GigaDevice (兆易创新) fell more than 9%, Hua Hong Grace (华虹宏力) dropped over 6%, and SMIC (中芯国际, 0981.HK) declined alongside other sector peers including晶门半导体. The selloff extended to IPO debutants, with Apple supplier Luxshare Precision Industry sliding as much as 9.6% on its first trading day after raising HK$24.27 billion ($3.1 billion) in Hong Kong's biggest listing this year. Knowledge Atlas Technology, also known as Zhipu AI, climbed 11.3% after launching a roughly $4 billion share placement, while Nexchip Semiconductor priced its HK listing to raise about HK$6.98 billion.
The weakness in Hong Kong semiconductor names mirrors a broader regional rout. South Korea's KOSPI plunged more than 6% on Thursday, briefly triggering a trading halt, as SK Hynix and Samsung Electronics tumbled between 8% and 11%. Japan's Nikkei 225 dropped 2.7%, with chip stocks leading losses. The selloff comes as investors question the sustainability of AI-driven spending and as a record wave of lock-up expirations after a strong first half for new listings casts a shadow over the market.
The Hang Seng Index bucked the regional trend, rising 1.7%, as gains in food and robotics stocks offset semiconductor losses. Qiyunshan Food (2797.HK) surged nearly threefold to HK$26 per share, while Rokae Robotics (3752.HK) climbed 15.2%. The divergence highlights growing selectivity among investors, who are rotating away from richly valued tech names toward sectors with clearer near-term catalysts.
Adding to the pressure, MiniMax Group (0100.HK) plunged as much as 18% on Thursday as the company's first large post-listing lock-up period expired, freeing up roughly 45% of its issued share capital for public trading. The lock-up wave follows a strong first half for Hong Kong IPOs, with Chinese technology and advanced manufacturing firms rushing to list.

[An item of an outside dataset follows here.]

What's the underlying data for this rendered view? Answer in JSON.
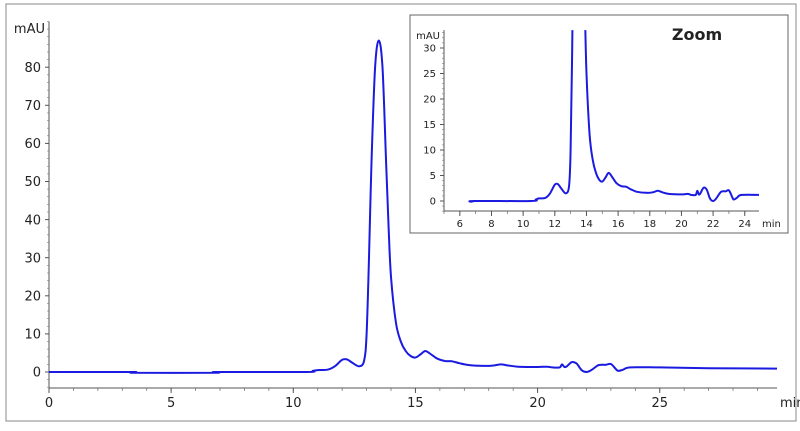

Investor attention now shifts to TSMC, the world's largest contract chipmaker and a key supplier to Nvidia and Apple. Analysts expect the company to deliver a fifth consecutive quarter of record profit, driven by robust AI-related demand. Any change to its full-year revenue or capital spending outlook could shape sentiment across the global semiconductor sector and determine whether the current selloff deepens or stabilizes.
This article is for informational purposes only and does not constitute investment advice.